L'éther a également d'autres effets[20].

  • Il stimule le système (ortho)sympathique en provoquant une tachycardie, une hypertension et une atonie intestinale.
  • Il déprime la pression sanguine, ce qui entraîne, en cas d'anesthésie légère, une augmentation des battements du cœur, jusqu'à 20 % – le cœur tente de compenser la chute de tension. À dose plus importante, c'est-à-dire avec une anesthésie plus profonde, le cœur se contracte de moins en moins, la pression sanguine chute, alors même que le système vasomoteur n'arrive plus à envoyer le sang vers le cœur, qui meurt, asphyxié.
  • Il provoque une acidose lors de l'anesthésie, puis une alcalose (compensation) au réveil.
  • Il provoque une oligurie, anurie (à la suite d'une irritation rénale, avec libération de l'hormone antidiurétique hypophysaire, notamment chez le chien).
  • Il induit une atonie musculaire (à la suite d'un effet bloquant du muscle – effet curariforme – et à l'inhibition des voies pyramidales et extrapyramidales du SNC).
  • Il induit l'apparition dans le plasma sanguin de corticotrophine (ACTH) et, plus encore, de corticostérone (attribuée au stress).
  • Au-delà d'une certaine dose, il induit une irritation du tractus respiratoire, avec une sécrétion des muqueuses anormalement abondante.
  • Il induit un dessèchement et un craquellement de la peau en cas d'exposition prolongée, à la suite de la dissolution des lipides de la peau.
  • Il cause des lésions de l'œil, en cas de contact direct ou de contact avec ses vapeurs.

Chez le rat (dans la nourriture), la « dose sans effet nocif » NOAEL est de 500 mg·kg-1·j-1, mais le rat semble bien moins sensible à l'éther que la souris. Il résiste à l'inhalation de 10 000 ppm 24 h/j durant 35 j, ce qui tue 25 % des souris ou cobayes soumis au même test[20].
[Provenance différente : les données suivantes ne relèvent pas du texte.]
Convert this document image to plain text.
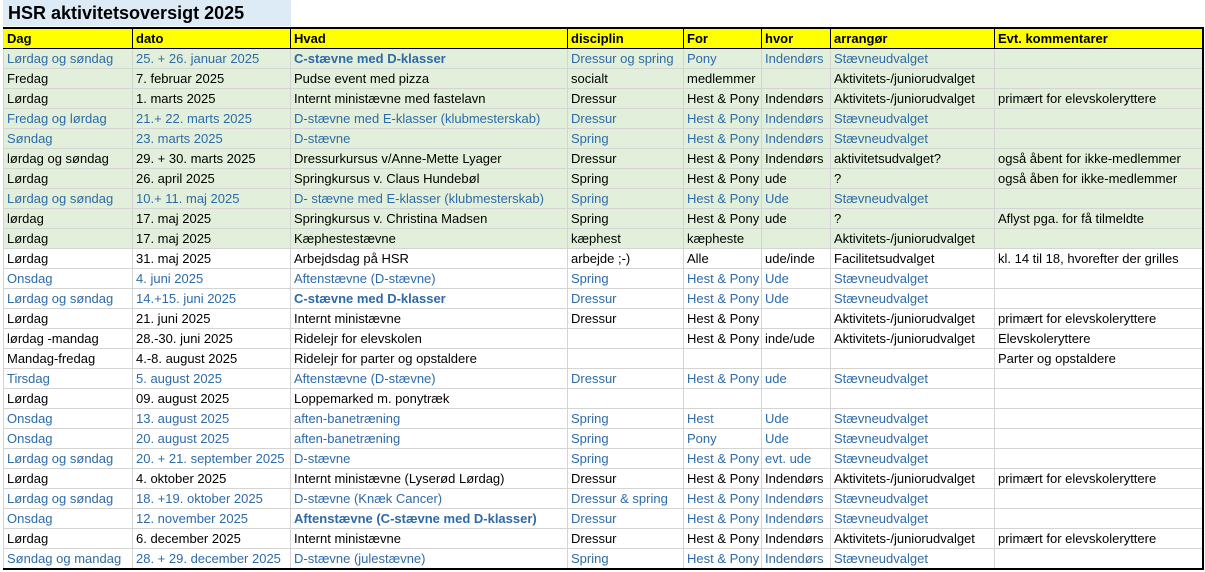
HSR aktivitetsoversigt 2025
Dag	dato	Hvad	disciplin	For	hvor	arrangør	Evt. kommentarer
Lørdag og søndag	25. + 26. januar 2025	C-stævne med D-klasser	Dressur og spring	Pony	Indendørs	Stævneudvalget	
Fredag	7. februar 2025	Pudse event med pizza	socialt	medlemmer		Aktivitets-/juniorudvalget	
Lørdag	1. marts 2025	Internt ministævne med fastelavn	Dressur	Hest & Pony	Indendørs	Aktivitets-/juniorudvalget	primært for elevskoleryttere
Fredag og lørdag	21.+ 22. marts 2025	D-stævne med E-klasser (klubmesterskab)	Dressur	Hest & Pony	Indendørs	Stævneudvalget	
Søndag	23. marts 2025	D-stævne	Spring	Hest & Pony	Indendørs	Stævneudvalget	
lørdag og søndag	29. + 30. marts 2025	Dressurkursus v/Anne-Mette Lyager	Dressur	Hest & Pony	Indendørs	aktivitetsudvalget?	også åbent for ikke-medlemmer
Lørdag	26. april 2025	Springkursus v. Claus Hundebøl	Spring	Hest & Pony	ude	?	også åben for ikke-medlemmer
Lørdag og søndag	10.+ 11. maj 2025	D- stævne med E-klasser (klubmesterskab)	Spring	Hest & Pony	Ude	Stævneudvalget	
lørdag	17. maj 2025	Springkursus v. Christina Madsen	Spring	Hest & Pony	ude	?	Aflyst pga. for få tilmeldte
Lørdag	17. maj 2025	Kæphestestævne	kæphest	kæpheste		Aktivitets-/juniorudvalget	
Lørdag	31. maj 2025	Arbejdsdag på HSR	arbejde ;-)	Alle	ude/inde	Facilitetsudvalget	kl. 14 til 18, hvorefter der grilles
Onsdag	4. juni 2025	Aftenstævne (D-stævne)	Spring	Hest & Pony	Ude	Stævneudvalget	
Lørdag og søndag	14.+15. juni 2025	C-stævne med D-klasser	Dressur	Hest & Pony	Ude	Stævneudvalget	
Lørdag	21. juni 2025	Internt ministævne	Dressur	Hest & Pony		Aktivitets-/juniorudvalget	primært for elevskoleryttere
lørdag -mandag	28.-30. juni 2025	Ridelejr for elevskolen		Hest & Pony	inde/ude	Aktivitets-/juniorudvalget	Elevskoleryttere
Mandag-fredag	4.-8. august 2025	Ridelejr for parter og opstaldere					Parter og opstaldere
Tirsdag	5. august 2025	Aftenstævne (D-stævne)	Dressur	Hest & Pony	ude	Stævneudvalget	
Lørdag	09. august 2025	Loppemarked m. ponytræk					
Onsdag	13. august 2025	aften-banetræning	Spring	Hest	Ude	Stævneudvalget	
Onsdag	20. august 2025	aften-banetræning	Spring	Pony	Ude	Stævneudvalget	
Lørdag og søndag	20. + 21. september 2025	D-stævne	Spring	Hest & Pony	evt. ude	Stævneudvalget	
Lørdag	4. oktober 2025	Internt ministævne (Lyserød Lørdag)	Dressur	Hest & Pony	Indendørs	Aktivitets-/juniorudvalget	primært for elevskoleryttere
Lørdag og søndag	18. +19. oktober 2025	D-stævne (Knæk Cancer)	Dressur & spring	Hest & Pony	Indendørs	Stævneudvalget	
Onsdag	12. november 2025	Aftenstævne (C-stævne med D-klasser)	Dressur	Hest & Pony	Indendørs	Stævneudvalget	
Lørdag	6. december 2025	Internt ministævne	Dressur	Hest & Pony	Indendørs	Aktivitets-/juniorudvalget	primært for elevskoleryttere
Søndag og mandag	28. + 29. december 2025	D-stævne (julestævne)	Spring	Hest & Pony	Indendørs	Stævneudvalget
Alors que les nouveau-nés ou individus jeunes sont habituellement plus sensibles aux toxiques que les adultes, chez l'animal, c'est le phénomène inverse avec l'éther : les nouveau-nés résistent 5 à 6 fois plus longtemps que l'adulte à une concentration létale, et ils supportent une concentration sanguine 2,5 à 3 fois plus élevée[20].

Usage comme psychotrope[modifier | modifier le code]

L'éther est parfois utilisé comme substance psychoactive par inhalation des vapeurs. On parle alors d'éthéromanie.

Sa consommation engendre des mouvements incontrôlés, des spasmes, une incapacité à parler intelligiblement. Une consommation régulière peut engendrer une dépendance physique et psychique forte. L'éther, après avoir connu une vogue à la fin du XIXe siècle, est revenu en force dans les années 1970 et 1980, surtout dans les États d'Amérique, où une sévère traque au cannabis était opérée. Certains consommateurs d’éther inhalaient jusqu'à 5 000 ml par jour[réf. nécessaire]. D'autres éthéromanes en consomment par voie orale, mélangé à de l'alcool — alcool dénaturé de pharmacie —, ce qui en prolonge les effets. L'usage régulier d’éther peut provoquer, comme celui d'éthanol, des nécroses tissulaires, principalement au niveau du foie et du cerveau. L'usage d’éther peut aussi causer des troubles psychiatriques souvent irréversibles : manie, démence, dépression, insomnie, etc. L'éther est considéré, avec l'alcool et les amphétamines, comme la drogue engendrant le plus de dégâts. Aujourd'hui, l'usage d'éther en tant que drogue est devenu très rare. Cependant, il commence à revenir à la mode dans les quartiers et pays défavorisés.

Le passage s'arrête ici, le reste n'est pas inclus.